Clear skies and bright sunshine this late-afternoon Tuesday here in California’s Central Valley — a preview for summer as temps kicked in at close to 80 degrees, though, a ‘cooling trend‘ is expected for tomorrow and Thursday.
And proper, too, to celebrate the first day of Spring today — officially starts tonight at 11:06 PM EST — with some hot news about the continuing heating up of our natural habitat.
Instead of some item concerning the ever-enlarging asshole T-Rump, let’s take a second to check out some new climate-change shit news that, of-freaking-course, indirectly links the Orange Turd to a worsening environmental situation (he’s going to strip/gut the EPA and other climate agencies/operations if he’s re-elected as president — as will any Republican) and the news isn’t-good. Despite the continued warning, we’re in a really, really bad place when it comes to the making of our planet unlivable.

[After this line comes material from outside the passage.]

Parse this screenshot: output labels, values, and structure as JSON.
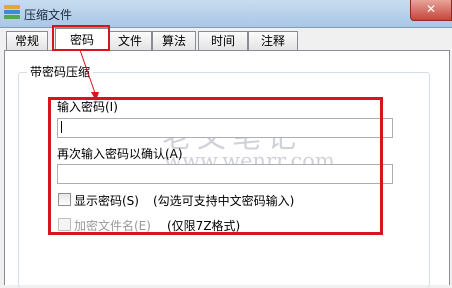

This morning once again another precise cautionary report with real-fucking terrible implications:
The #StateOfClimate in 2023 gave new meaning to the phrase “off the charts” by marking the warmest year and decade on record. Check out the full report: https://t.co/5NVxGLLjL9 pic.twitter.com/3pQpCN2krT
— World Meteorological Organization (@WMO) March 19, 2024
The World Meteorological Organization (WMO) study paints a nasty picture:
The WMO report confirmed that 2023 was the warmest year on record, with the global average near-surface temperature at 1.45 °Celsius (with a margin of uncertainty of ± 0.12 °C) above the pre-industrial baseline. It was the warmest ten-year period on record.

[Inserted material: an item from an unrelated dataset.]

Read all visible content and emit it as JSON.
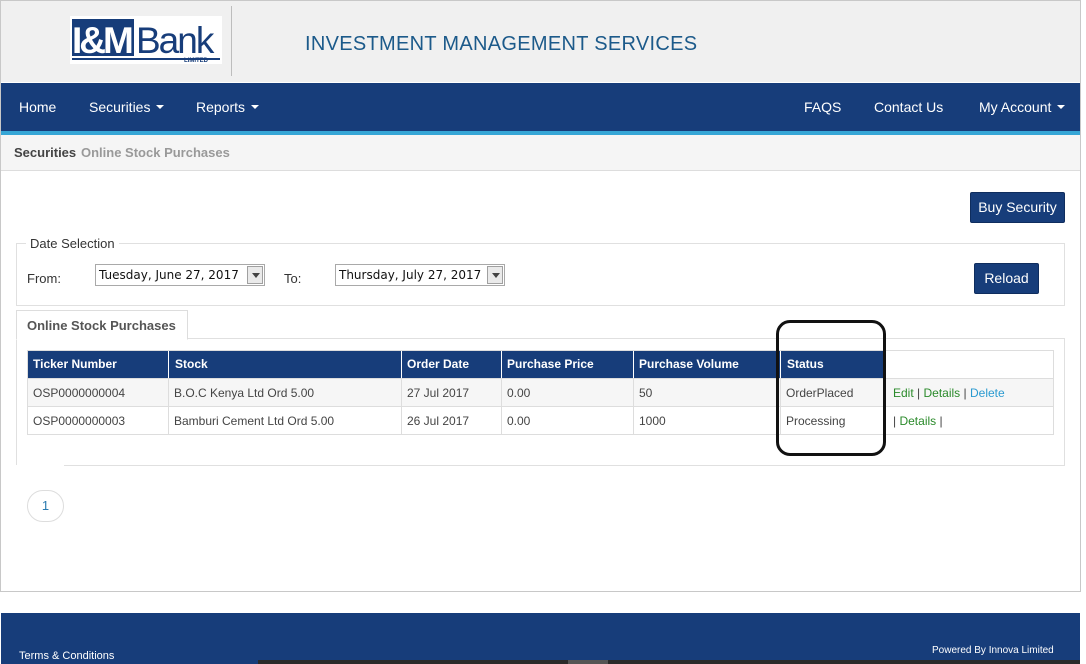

“Sirens are blaring across all major indicators… Some records aren’t just chart-topping, they’re chart-busting. And changes are speeding-up.” said United Nations Secretary-General António Guterres.
“Never have we been so close – albeit on a temporary basis at the moment – to the 1.5° C lower limit of the Paris Agreement on climate change.” said WMO Secretary-General Celeste Saulo. “The WMO community is sounding the Red Alert to the world.”

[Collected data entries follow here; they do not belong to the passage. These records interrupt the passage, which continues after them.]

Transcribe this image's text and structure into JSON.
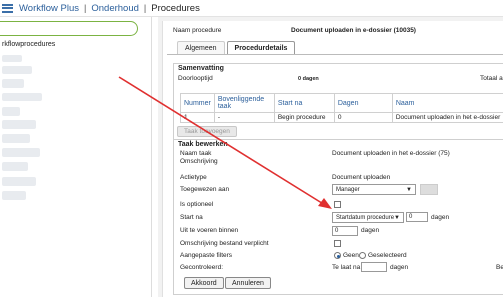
{
  "breadcrumb": {
    "items": [
      "Workflow Plus",
      "Onderhoud",
      "Procedures"
    ]
  },
  "sidebar": {
    "title": "rkflowprocedures"
  },
  "header": {
    "name_label": "Naam procedure",
    "name_value": "Document uploaden in e-dossier (10035)"
  },
  "tabs": [
    {
      "label": "Algemeen"
    },
    {
      "label": "Procedurdetails"
    }
  ],
  "summary": {
    "title": "Samenvatting",
    "lead_time_label": "Doorlooptijd",
    "lead_time_value": "0 dagen",
    "total_label": "Totaal a"
  },
  "steps_table": {
    "headers": [
      "Nummer",
      "Bovenliggende taak",
      "Start na",
      "Dagen",
      "Naam"
    ],
    "rows": [
      [
        "1",
        "-",
        "Begin procedure",
        "0",
        "Document uploaden in het e-dossier"
      ]
    ]
  },
  "add_task_button": "Taak toevoegen",
  "edit": {
    "title": "Taak bewerken",
    "task_name_label": "Naam taak",
    "task_name_value": "Document uploaden in het e-dossier (75)",
    "description_label": "Omschrijving",
    "action_type_label": "Actietype",
    "action_type_value": "Document uploaden",
    "assigned_label": "Toegewezen aan",
    "assigned_value": "Manager",
    "optional_label": "Is optioneel",
    "start_after_label": "Start na",
    "start_after_value": "Startdatum procedure",
    "start_after_days": "0",
    "days_unit": "dagen",
    "within_label": "Uit te voeren binnen",
    "within_value": "0",
    "desc_required_label": "Omschrijving bestand verplicht",
    "custom_filters_label": "Aangepaste filters",
    "radio_none": "Geen",
    "radio_selected": "Geselecteerd",
    "checked_label": "Gecontroleerd:",
    "late_label": "Te laat na",
    "late_value": "",
    "late_unit": "dagen",
    "right_cut": "Be",
    "approve_button": "Akkoord",
    "cancel_button": "Annuleren"
  },
  "colors": {
    "accent": "#2b5f9b",
    "arrow": "#e03030",
    "search_border": "#7bb342"
  }
}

“Climate change is about much more than temperatures. What we witnessed in 2023, especially with the unprecedented ocean warmth, glacier retreat and Antarctic sea ice loss, is cause for particular concern,” she said.
On an average day in 2023, nearly one third of the global ocean was gripped by a marine heatwave, harming vital ecosystems and food systems. Towards the end of 2023, over 90% of the ocean had experienced heatwave conditions at some point during the year.
On just the temperatures:
The global mean near-surface temperature in 2023 was 1.45?±?0.12?°C above the pre-industrial 1850–1900 average. 2023 was the warmest year in the 174-year observational record. This shattered the record of the previous warmest years, 2016 at 1.29 ± 0.12?°C above the 1850–1900 average and 2020 at 1.27±0.13?°C.
The ten-year average 2014–2023 global temperature is 1.20±0.12°C above the 1850–1900 average.
Globally, every month from June to December was record warm for the respective month. September 2023 was particularly noteworthy, surpassing the previous global record for September by a wide margin (0.46 to 0.54 °C).The long-term increase in global temperature is due to increased concentrations of greenhouse gases in the atmosphere. The shift from La Niña to El Niño conditions in the middle of 2023 contributed to the rapid rise in temperature from 2022 to 2023.
Global average sea-surface temperatures (SSTs) were at a record high from April onwards, with the records in July, August and September broken by a particularly wide margin. Exceptional warmth was recorded in the eastern North Atlantic, the Gulf of Mexico and the Caribbean, the North Pacific and large areas of the Southern Ocean, with widespread marine heatwaves.
Some areas of unusual warming such as the Northeast Atlantic do not correspond to typical patterns of warming associated with El Niño, which was visibly present in the Tropical Pacific.
Further from the Guardian this morning:
Friederike Otto, a climate scientist at Imperial College London who was not involved in the report, said: “If we do not stop burning fossil fuels, the climate will continue to warm, making life more dangerous, more unpredictable, and more expensive for billions of people on earth.”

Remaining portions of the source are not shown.